En marzo, los sistemas de alta presión sobre el Pacífico y el Atlántico habían propiciado cielos despejados generalizados y una irradiación elevada en todo Estados Unidos. Este patrón se prolongó hasta la primera quincena de abril. Sin embargo, durante la segunda quincena del mes, la cresta de alta presión del Pacífico pasó a una configuración de baja presión. Este cambio dio paso a una mayor formación de nubes y a condiciones más frías en los estados occidentales. Como resultado, la mayor parte de EE. UU., y en particular California y las regiones ricas en energía solar del oeste y el sur, que registraron anomalías de irradiación de entre un 10 % y un 20 % por encima de la media en marzo, volvieron a condiciones neutras en general durante abril. El cambio pone de relieve lo sensible que es la irradiación del oeste de EE. UU. a los patrones de presión del Pacífico, especialmente durante las transiciones estacionales.

En todo el este de EE. UU., el sistema de alta presión del Atlántico que había provocado un calor récord en marzo se debilitó, pero no se disipó por completo. La anomalía de presión positiva restante siguió frenando la formación de nubes y las precipitaciones en gran parte del interior del este, lo que favoreció unas condiciones cálidas, secas y soleadas. Estados como Tennessee y Georgia registraron niveles de irradiación hasta un 15 % por encima de los valores típicos de abril. Las anomalías de temperatura también fueron notables, con el valle de Ohio registrando una destacada desviación positiva de 3.2 °C, y numerosas ciudades registrando su abril más cálido desde que hay registros.
La costa de Texas fue una clara excepción a este patrón general del este. El aire cálido y cargado de humedad procedente de los trópicos favoreció la formación de nubes y episodios de lluvias intensas, reduciendo la irradiación de abril en algunas partes de la costa hasta un 20 % por debajo de la media. San Antonio (Texas) y la región circundante registraron un 22.1 % menos de irradiación de lo habitual en abril. Los datos que se muestran a continuación, que recogen el GHI total acumulado de San Antonio, indican que las condiciones se mantuvieron en torno a la media hasta el 9 de abril, y que la diferencia se amplió entre mediados y finales de abril, ya que la persistente nubosidad limitó la ganancia diaria.
Más al norte, el régimen frío y nublado que afectó a Canadá en marzo persistió durante abril. Las perturbaciones del vórtice polar contribuyeron a establecer una prolongada vaguada de baja presión sobre el país, lo que aumentó la nubosidad y mantuvo frecuentes lluvias y nevadas. Gran parte de Canadá experimentó niveles de irradiación hasta un 10 % por debajo de la media, con varias localidades acercándose a temporadas de nieve récord. Hacia el sur, a medida que los sistemas de presión se desestabilizaban, la anterior ola de calor de México se debilitó. El resultado fue un descenso gradual de la intensa insolación de marzo a condiciones de irradiación neutras o ligeramente negativas durante abril.

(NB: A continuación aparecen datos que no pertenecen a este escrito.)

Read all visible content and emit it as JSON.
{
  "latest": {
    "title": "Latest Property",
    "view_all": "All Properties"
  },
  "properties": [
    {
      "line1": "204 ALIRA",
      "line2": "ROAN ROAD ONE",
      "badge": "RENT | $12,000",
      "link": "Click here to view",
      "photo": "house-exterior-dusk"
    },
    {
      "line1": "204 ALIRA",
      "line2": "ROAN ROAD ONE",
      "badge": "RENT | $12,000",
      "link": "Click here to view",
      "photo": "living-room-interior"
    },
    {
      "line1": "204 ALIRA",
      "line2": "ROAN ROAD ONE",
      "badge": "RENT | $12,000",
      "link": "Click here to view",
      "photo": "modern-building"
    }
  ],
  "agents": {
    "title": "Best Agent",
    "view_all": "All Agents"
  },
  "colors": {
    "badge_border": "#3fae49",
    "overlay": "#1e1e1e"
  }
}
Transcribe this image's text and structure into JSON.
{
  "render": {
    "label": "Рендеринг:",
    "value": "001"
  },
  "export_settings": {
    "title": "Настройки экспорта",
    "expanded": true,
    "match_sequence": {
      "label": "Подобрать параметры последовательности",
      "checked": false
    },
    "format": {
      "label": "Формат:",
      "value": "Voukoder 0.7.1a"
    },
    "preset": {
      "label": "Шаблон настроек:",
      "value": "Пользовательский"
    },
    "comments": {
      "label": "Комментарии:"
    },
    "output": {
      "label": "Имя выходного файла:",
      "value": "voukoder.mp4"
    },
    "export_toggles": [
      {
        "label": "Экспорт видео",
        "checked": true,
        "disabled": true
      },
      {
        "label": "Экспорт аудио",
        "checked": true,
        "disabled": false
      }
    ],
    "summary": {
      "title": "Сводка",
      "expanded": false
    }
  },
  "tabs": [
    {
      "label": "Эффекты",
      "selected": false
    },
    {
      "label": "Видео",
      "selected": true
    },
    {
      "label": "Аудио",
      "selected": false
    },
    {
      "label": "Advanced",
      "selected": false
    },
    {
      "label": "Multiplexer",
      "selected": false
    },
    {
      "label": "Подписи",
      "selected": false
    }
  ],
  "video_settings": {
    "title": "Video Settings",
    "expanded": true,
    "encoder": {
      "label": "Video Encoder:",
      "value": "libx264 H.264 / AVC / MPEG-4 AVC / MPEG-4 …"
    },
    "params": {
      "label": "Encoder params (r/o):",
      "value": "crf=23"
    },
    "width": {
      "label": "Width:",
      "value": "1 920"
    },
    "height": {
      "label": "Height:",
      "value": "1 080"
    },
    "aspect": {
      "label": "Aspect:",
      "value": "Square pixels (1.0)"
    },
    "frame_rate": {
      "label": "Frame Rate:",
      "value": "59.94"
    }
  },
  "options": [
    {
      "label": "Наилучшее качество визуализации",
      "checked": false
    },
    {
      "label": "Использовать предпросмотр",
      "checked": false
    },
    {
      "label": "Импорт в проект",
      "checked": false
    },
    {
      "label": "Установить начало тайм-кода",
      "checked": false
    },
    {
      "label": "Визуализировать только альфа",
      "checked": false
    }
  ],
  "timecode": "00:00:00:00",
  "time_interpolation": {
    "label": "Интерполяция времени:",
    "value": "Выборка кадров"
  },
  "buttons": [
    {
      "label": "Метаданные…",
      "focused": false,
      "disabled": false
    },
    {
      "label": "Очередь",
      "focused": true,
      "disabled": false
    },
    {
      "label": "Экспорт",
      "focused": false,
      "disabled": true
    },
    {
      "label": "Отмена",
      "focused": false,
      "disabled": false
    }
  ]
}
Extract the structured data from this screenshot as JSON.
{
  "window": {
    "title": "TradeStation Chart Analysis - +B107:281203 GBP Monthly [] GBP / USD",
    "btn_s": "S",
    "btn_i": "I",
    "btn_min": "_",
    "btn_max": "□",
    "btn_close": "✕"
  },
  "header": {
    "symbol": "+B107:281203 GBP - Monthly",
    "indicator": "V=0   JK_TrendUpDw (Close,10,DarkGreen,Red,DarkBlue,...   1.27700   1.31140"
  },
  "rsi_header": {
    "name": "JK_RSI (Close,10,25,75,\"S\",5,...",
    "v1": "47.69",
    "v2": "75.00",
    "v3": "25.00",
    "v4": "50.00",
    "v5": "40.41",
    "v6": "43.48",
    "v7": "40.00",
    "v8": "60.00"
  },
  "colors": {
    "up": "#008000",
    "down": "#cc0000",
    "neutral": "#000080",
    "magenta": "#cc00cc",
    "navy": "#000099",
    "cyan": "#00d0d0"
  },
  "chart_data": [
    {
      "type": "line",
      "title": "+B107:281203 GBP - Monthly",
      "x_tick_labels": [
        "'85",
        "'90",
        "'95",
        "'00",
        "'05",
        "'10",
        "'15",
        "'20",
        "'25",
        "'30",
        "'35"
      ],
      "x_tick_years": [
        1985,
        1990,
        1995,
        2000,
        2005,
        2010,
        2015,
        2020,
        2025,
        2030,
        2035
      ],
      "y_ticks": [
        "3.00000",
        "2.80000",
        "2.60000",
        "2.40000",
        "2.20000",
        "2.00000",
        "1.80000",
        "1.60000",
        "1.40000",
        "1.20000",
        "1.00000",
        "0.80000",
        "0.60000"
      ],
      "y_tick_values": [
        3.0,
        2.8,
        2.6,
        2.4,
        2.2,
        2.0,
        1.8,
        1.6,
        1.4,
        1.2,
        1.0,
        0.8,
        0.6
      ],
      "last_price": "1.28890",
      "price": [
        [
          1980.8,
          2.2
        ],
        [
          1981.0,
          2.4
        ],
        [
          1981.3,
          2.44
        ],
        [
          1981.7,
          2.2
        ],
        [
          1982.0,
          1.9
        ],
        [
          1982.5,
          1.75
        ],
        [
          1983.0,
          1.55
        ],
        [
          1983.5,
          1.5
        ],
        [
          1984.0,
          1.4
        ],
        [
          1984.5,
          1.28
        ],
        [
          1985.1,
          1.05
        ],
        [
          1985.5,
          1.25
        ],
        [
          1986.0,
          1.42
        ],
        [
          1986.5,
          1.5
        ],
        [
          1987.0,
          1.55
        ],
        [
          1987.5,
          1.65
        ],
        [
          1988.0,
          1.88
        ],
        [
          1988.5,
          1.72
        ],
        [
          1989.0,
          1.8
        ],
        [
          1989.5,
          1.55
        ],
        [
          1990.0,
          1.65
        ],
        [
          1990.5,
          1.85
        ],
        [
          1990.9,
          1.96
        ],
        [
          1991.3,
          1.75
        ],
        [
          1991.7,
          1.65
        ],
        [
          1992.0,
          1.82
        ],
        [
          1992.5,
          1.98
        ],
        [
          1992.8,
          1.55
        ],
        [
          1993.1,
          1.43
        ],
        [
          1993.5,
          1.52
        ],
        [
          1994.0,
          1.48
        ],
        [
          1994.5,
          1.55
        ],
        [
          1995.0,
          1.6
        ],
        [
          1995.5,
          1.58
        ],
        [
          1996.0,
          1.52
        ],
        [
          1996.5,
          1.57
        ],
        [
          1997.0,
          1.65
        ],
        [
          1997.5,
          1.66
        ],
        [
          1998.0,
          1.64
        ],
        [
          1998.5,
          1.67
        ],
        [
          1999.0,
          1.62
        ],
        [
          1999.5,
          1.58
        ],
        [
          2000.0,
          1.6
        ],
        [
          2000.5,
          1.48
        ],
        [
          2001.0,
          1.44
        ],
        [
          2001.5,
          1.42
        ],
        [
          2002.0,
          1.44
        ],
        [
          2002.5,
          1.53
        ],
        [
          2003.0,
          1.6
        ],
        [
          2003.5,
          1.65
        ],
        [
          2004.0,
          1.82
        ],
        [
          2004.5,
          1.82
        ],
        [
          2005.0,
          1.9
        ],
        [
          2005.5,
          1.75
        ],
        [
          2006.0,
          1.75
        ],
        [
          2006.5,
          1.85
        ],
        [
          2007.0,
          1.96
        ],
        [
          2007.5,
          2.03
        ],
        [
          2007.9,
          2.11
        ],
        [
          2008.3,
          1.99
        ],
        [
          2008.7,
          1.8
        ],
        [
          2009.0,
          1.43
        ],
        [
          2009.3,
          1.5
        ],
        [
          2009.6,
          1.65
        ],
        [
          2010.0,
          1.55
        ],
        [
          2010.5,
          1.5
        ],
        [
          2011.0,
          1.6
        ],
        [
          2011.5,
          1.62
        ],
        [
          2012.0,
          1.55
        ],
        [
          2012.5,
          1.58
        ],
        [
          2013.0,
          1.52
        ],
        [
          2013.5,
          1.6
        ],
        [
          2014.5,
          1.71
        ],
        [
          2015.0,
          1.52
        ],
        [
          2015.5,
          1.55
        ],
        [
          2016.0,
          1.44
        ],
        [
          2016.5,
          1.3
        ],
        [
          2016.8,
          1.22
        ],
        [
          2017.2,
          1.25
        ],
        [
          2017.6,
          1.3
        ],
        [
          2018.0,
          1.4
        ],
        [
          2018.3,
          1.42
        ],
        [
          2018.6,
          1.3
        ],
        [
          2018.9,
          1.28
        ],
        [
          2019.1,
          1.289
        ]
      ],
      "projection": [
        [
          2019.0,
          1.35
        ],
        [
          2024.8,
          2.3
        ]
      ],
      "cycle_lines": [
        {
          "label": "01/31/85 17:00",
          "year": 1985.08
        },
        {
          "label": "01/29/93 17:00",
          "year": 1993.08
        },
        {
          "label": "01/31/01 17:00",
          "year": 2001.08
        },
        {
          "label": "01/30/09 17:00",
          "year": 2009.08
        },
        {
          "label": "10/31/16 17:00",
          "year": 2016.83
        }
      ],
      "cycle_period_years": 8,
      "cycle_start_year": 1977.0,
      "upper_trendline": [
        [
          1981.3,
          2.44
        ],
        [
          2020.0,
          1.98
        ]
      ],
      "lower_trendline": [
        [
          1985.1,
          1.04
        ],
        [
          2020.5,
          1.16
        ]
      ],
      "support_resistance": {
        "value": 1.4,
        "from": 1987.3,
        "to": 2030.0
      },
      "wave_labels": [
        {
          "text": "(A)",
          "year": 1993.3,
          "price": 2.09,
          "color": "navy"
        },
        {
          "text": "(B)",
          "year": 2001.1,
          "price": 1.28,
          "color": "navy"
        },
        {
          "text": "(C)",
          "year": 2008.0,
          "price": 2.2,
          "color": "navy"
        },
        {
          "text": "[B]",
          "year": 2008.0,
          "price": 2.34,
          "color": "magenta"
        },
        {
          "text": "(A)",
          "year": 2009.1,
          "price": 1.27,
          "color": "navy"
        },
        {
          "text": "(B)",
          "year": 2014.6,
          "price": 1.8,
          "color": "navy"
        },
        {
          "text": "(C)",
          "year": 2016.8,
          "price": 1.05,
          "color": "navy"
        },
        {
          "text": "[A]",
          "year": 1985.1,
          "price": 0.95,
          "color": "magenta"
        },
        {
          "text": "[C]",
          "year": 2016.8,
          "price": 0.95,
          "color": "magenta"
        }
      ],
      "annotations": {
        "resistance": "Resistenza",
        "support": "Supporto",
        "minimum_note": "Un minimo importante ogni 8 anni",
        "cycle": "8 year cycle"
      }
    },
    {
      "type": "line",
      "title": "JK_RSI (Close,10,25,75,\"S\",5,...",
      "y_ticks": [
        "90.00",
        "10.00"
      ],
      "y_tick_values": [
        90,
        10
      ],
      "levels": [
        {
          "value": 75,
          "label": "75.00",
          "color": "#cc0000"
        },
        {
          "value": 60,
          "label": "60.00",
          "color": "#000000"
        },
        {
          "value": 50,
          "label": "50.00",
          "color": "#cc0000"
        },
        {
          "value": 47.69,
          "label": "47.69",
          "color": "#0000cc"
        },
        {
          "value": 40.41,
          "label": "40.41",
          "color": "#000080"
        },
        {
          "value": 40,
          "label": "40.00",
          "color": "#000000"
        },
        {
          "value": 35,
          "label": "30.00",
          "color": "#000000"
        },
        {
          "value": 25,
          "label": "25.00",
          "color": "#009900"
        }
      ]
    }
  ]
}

Solcast elabora estas cifras mediante el seguimiento de las nubes y los aerosoles a una resolución de 1-2 km a escala global, utilizando datos satelitales y algoritmos propios de IA/ML. Estos datos se utilizan para alimentar modelos de irradiación, lo que permite a Solcast calcular la irradiación en alta resolución, con un sesgo típico inferior al 2 %, así como realizar previsiones de seguimiento de nubes. Estos datos son utilizados por más de 350 empresas que gestionan más de 300 GW de activos solares en todo el mundo.